Tuesday, October 5, 2010

Beijing 1989: Were We Ever Enough To Deserve Life

It has been one year of very wet Martial Law
with sudden winter snowfalls and spring rains.
Most of my artist friends do not paint their usual colourful landscapes -
instead they apply Self-control to paint black ink on paper,
lined groups of single characters, 
ancient words that heal new wounds.
The clouds and rains are a solemn reminder to me,
that these are times that strain through change,
and so I search for memories of sunnier times.

At the end of the nineteenth century, Marcel Proust said,
“… a cathedral, a wave of a storm, a dancer’s leap,
never turn out to be as high as we hoped …”

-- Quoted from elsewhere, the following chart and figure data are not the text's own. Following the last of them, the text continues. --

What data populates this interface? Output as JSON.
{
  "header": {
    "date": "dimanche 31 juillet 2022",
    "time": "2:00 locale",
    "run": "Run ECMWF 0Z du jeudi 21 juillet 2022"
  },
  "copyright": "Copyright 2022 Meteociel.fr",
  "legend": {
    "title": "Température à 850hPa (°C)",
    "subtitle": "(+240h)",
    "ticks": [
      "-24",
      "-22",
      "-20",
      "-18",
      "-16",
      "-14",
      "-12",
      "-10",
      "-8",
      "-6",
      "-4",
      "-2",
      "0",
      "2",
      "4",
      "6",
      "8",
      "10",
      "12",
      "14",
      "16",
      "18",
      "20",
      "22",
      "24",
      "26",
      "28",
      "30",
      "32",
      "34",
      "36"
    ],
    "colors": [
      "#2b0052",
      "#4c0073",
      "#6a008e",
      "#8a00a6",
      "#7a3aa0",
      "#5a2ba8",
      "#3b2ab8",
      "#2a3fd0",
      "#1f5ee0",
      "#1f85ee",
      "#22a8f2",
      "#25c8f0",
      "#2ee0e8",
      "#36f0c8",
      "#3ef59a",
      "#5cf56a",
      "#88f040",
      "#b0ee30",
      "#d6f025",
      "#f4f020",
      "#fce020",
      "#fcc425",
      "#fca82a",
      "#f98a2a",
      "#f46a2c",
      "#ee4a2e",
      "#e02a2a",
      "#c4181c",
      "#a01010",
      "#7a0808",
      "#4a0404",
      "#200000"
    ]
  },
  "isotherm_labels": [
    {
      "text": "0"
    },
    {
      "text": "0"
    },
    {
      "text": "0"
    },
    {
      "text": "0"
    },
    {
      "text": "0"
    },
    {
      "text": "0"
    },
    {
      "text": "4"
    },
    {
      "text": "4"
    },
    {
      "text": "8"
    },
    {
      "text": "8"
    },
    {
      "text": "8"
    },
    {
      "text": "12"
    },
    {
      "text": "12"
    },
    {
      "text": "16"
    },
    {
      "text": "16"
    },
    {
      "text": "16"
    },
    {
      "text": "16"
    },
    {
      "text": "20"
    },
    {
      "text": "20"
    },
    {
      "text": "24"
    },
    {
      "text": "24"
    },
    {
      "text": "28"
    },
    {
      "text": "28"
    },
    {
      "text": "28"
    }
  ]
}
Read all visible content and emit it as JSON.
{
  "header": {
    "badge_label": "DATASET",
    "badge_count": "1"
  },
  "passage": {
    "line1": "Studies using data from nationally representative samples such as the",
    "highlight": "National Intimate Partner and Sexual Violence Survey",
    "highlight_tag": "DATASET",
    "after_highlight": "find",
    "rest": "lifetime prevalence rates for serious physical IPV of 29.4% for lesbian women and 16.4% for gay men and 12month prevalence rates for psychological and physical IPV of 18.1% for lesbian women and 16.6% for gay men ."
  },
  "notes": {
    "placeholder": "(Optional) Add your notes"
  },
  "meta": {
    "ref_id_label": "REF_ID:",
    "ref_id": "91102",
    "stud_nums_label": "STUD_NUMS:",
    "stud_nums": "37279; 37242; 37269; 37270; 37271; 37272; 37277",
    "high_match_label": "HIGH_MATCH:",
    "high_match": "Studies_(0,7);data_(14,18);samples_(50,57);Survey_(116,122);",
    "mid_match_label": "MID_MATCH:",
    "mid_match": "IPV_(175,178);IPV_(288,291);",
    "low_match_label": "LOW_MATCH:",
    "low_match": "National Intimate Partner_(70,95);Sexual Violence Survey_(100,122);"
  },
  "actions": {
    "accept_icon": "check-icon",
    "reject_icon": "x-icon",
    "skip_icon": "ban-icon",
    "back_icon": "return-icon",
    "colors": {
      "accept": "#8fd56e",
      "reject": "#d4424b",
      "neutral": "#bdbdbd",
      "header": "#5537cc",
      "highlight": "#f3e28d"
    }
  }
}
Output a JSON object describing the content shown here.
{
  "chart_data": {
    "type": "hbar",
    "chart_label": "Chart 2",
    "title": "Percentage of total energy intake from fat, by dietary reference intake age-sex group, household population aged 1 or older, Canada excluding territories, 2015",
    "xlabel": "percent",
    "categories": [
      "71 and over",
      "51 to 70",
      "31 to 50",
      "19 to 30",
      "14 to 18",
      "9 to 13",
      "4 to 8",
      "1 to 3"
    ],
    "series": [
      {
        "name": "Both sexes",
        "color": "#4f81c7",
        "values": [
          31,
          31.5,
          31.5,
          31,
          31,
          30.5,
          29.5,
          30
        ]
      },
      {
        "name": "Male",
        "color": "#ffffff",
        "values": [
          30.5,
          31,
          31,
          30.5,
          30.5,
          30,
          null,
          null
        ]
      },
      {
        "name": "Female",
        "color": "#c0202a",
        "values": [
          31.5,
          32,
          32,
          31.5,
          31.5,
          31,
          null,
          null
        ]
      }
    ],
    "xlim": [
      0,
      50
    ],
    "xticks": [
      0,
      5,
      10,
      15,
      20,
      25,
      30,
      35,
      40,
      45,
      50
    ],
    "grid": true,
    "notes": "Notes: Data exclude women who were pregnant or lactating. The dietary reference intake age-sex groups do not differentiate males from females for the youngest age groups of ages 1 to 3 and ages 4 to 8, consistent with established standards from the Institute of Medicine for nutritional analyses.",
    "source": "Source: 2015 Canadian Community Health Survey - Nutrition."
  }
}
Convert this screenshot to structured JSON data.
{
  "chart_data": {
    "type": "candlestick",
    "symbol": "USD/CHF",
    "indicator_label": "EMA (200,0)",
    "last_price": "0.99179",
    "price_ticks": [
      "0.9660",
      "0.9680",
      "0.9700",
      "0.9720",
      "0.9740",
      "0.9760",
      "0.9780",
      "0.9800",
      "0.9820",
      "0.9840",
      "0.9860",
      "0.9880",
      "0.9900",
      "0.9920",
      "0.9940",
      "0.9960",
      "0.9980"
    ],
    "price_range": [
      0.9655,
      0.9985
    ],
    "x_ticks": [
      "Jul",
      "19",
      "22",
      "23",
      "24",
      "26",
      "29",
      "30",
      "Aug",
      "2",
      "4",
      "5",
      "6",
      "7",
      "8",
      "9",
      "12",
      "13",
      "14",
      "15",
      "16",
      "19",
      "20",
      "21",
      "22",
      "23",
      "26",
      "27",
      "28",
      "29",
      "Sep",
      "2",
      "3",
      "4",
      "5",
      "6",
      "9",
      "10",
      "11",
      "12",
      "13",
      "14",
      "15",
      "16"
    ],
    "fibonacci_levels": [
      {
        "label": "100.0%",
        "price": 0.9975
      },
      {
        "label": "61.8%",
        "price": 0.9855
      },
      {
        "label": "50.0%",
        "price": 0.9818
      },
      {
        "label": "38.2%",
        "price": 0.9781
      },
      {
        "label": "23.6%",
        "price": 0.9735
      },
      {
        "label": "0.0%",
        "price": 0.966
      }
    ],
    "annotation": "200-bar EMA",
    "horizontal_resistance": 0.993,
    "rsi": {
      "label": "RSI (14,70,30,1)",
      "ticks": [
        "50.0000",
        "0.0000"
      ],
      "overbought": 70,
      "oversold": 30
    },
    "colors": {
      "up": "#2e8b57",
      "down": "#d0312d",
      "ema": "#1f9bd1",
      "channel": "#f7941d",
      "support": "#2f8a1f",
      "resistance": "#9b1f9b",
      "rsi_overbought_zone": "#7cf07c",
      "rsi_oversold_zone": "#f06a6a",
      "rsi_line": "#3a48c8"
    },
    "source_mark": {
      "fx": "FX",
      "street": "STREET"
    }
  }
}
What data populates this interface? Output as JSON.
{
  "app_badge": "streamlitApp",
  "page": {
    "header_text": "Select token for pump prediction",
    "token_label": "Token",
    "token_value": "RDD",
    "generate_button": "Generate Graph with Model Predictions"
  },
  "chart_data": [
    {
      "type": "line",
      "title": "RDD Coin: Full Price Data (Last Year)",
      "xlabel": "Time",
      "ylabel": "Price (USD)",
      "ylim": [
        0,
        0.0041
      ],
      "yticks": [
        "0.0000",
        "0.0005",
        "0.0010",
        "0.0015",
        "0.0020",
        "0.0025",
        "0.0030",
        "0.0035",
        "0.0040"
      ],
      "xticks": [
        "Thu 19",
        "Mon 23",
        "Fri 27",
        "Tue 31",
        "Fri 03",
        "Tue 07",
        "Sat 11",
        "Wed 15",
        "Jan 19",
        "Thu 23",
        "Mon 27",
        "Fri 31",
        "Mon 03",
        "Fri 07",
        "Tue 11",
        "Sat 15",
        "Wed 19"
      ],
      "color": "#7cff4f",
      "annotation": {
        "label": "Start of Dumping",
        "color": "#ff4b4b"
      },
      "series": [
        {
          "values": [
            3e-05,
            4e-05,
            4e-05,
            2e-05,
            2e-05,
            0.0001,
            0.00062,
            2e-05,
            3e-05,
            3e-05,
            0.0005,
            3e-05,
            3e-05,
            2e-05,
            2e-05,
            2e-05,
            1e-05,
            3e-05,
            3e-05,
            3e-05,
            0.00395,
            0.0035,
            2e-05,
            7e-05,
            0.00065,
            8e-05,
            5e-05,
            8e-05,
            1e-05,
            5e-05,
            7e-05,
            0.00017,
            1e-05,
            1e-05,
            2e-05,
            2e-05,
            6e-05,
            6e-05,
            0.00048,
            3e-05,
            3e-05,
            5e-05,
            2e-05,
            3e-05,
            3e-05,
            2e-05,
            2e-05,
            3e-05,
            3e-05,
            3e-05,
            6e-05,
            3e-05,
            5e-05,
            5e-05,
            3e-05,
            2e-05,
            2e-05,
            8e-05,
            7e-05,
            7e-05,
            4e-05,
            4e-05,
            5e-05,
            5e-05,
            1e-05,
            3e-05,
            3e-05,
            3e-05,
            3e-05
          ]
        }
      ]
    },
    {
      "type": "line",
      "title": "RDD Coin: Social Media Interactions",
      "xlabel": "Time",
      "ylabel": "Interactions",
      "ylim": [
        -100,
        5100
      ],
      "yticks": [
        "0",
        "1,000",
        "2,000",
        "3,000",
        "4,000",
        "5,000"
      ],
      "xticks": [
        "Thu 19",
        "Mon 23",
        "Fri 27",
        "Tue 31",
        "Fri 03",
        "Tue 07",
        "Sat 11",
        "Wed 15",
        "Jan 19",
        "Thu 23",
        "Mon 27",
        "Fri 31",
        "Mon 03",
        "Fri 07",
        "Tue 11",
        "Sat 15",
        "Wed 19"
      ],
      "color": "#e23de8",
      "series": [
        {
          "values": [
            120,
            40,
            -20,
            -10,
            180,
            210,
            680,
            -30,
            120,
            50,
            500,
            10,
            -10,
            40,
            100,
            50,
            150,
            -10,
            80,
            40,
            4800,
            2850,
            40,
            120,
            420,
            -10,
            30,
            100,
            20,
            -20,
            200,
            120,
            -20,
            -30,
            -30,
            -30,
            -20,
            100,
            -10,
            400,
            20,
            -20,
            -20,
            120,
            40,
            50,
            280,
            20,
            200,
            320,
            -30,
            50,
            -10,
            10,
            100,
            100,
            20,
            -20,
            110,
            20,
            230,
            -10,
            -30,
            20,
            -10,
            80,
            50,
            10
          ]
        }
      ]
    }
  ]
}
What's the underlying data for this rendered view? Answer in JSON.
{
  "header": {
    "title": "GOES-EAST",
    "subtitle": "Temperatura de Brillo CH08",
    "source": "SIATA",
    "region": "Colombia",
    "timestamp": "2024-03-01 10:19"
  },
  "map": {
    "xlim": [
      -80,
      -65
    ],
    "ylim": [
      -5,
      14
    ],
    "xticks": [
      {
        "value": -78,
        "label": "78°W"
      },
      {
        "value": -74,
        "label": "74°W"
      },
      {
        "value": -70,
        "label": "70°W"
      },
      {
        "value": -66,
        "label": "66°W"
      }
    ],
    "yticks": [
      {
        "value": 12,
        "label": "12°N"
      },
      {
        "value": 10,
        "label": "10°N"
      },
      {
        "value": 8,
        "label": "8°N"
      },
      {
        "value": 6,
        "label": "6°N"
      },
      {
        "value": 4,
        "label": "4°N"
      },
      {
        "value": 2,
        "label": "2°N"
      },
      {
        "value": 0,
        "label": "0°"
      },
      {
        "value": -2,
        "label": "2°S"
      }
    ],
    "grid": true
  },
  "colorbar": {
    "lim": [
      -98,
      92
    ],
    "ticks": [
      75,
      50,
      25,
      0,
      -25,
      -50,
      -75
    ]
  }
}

It is an artist’s prerogative to change his or her time.
Artists share their discoveries
and artists explore the unexplored potential in humanity,
by creating art to bring forth the point of dance with evolution.
Artists are by definition passion ignited, ready to consume, 
exercising their power through displays of physical and emotional prowess.

Our world is a fire that burns bright in our hearts,
fueling our passion, feeding our inspiration,
lighting our ambition to create our today and tomorrow.
Flames of inspiration lick our internal life,
renewing us with ambition to channel passionate presence,
revealing inspiration to creatively accept life in the present.

At the end of the twentieth century, I thought, I heard,
“Art does not cover, it reveals – under the cover of art,
one can work for anything under every kind of cover.”

Accepting releases us
from the shell encasing our heart and soul,
and all shells eventually release
to exit the ghost of the life no longer present.
The dead past, life stilled, a still life, a life still held tightly in place
by fear of the ghosts in our shell singing soft songs inside our head,
whispering to us secret beliefs of who we once were.
Secrets of what we presently believe to be our limitations –
who we can and cannot be, what we can and cannot have.
Ghosts whisper were we ever enough to deserve life.


~~ Other People's Fingerprints ~~
During the Zhou Dynasty, Laozi (Li Er 李耳)wrote,
"Life is a series of natural and spontaneous changes.
Don't resist them - that only creates sorrow.
Let reality be reality.
Let things flow naturally
forward in whatever way they like."

During the Zhou Dynasty, Laozi (Li Er 李耳)wrote,
"A leader is best
when people barely know he exists,
when his work is done,
his aimed fulfilled,
they will say;
We did it ourselves."

Sometime after 1877, Lloyd C. Douglas said;
“If a man harbors any sort of fear,
it percolates through all his thinking,
damages his personality, makes him a landlord to a ghost.”